'I Went Up to Him as a Dad': Bereaved Parkland Father Reveals What He Wanted to Tell Brett Kavanaugh

'I Went Up to Him as a Dad': Bereaved Parkland Father Reveals What He Wanted to Tell Brett Kavanaugh

During the first day of rushed, farcical confirmation hearings for President Donald Trump's nominee for the Supreme Court, Brett Kavanaugh was approached by Fred Guttenberg, the father of a girl who was killed in the Marjory Stoneman Douglas High School shooting in February. When Kavanaugh saw him, he turned away from the father without shaking his hand and reportedly even told security to eject him from his hearing.

Undeterred, Guttenberg appeared on CNN's "OutFront" on Tuesday night to discuss why he approached Kavanaugh and what he wanted to say to him.

"I was there all day at the request of Sen. Feinstein," said Guttenberg. "And when I was listening to Judge Kavanaugh this morning, at his introduction, he looked over at his family. And he specifically talked about his kids, and he's got a beautiful family. I went up to him as a dad, to be quite honest. I don't go home to my complete family anymore. My daughter was killed. And I am really concerned about how he is going to rule on certain things that matter a lot to me. Because I don't want to see other families go through what we've gone through."

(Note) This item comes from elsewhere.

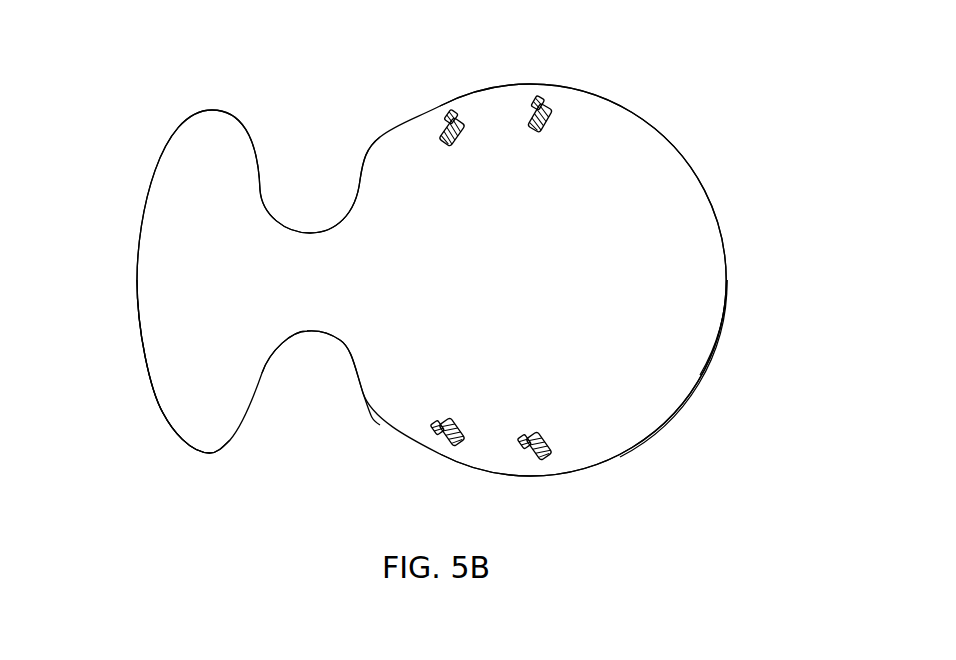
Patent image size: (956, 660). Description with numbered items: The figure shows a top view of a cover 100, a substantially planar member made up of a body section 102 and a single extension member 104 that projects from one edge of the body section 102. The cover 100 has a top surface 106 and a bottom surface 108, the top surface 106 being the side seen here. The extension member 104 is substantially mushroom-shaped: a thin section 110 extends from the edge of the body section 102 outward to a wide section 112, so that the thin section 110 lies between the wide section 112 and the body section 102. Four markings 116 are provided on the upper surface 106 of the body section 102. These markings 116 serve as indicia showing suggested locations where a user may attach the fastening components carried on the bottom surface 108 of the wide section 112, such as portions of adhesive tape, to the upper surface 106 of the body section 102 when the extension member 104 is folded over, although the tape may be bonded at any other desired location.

Kavanaugh's voting record on gun cases is dangerously extreme, far to the right of current federal court rulings, which have held that semiautomatic long guns with assault-style features, of the type that killed Guttenberg's daughter, can be restricted. He has compared banning guns with these features to banning certain types of speech.

"The NRA is spending a lot of money to help get him selected," continued Guttenberg. "But the problem is, they're also filing lawsuits all over the country. Florida, for example. We actually passed gun safety after what happened in Parkland. The NRA filed a lawsuit. These lawsuits are going to end up in front of a Justice Kavanaugh. And unfortunately, based upon his prior statements and rulings, we can predict how he's going to rule."

"Candidly, my hope to him was simply to say, 'I hope you change your stance. I hope you look in my eye. I hope you see that this pin that I wear on my lapel, or these bracelets that I wear, that's all I have to get close to my daughter now. And I hope you can be part of making sure no other parent has to feel the way I do. Because we can fix this.' And I'm concerned that he won't be that person. But he's a father, and I tried, I was hoping to appeal to that."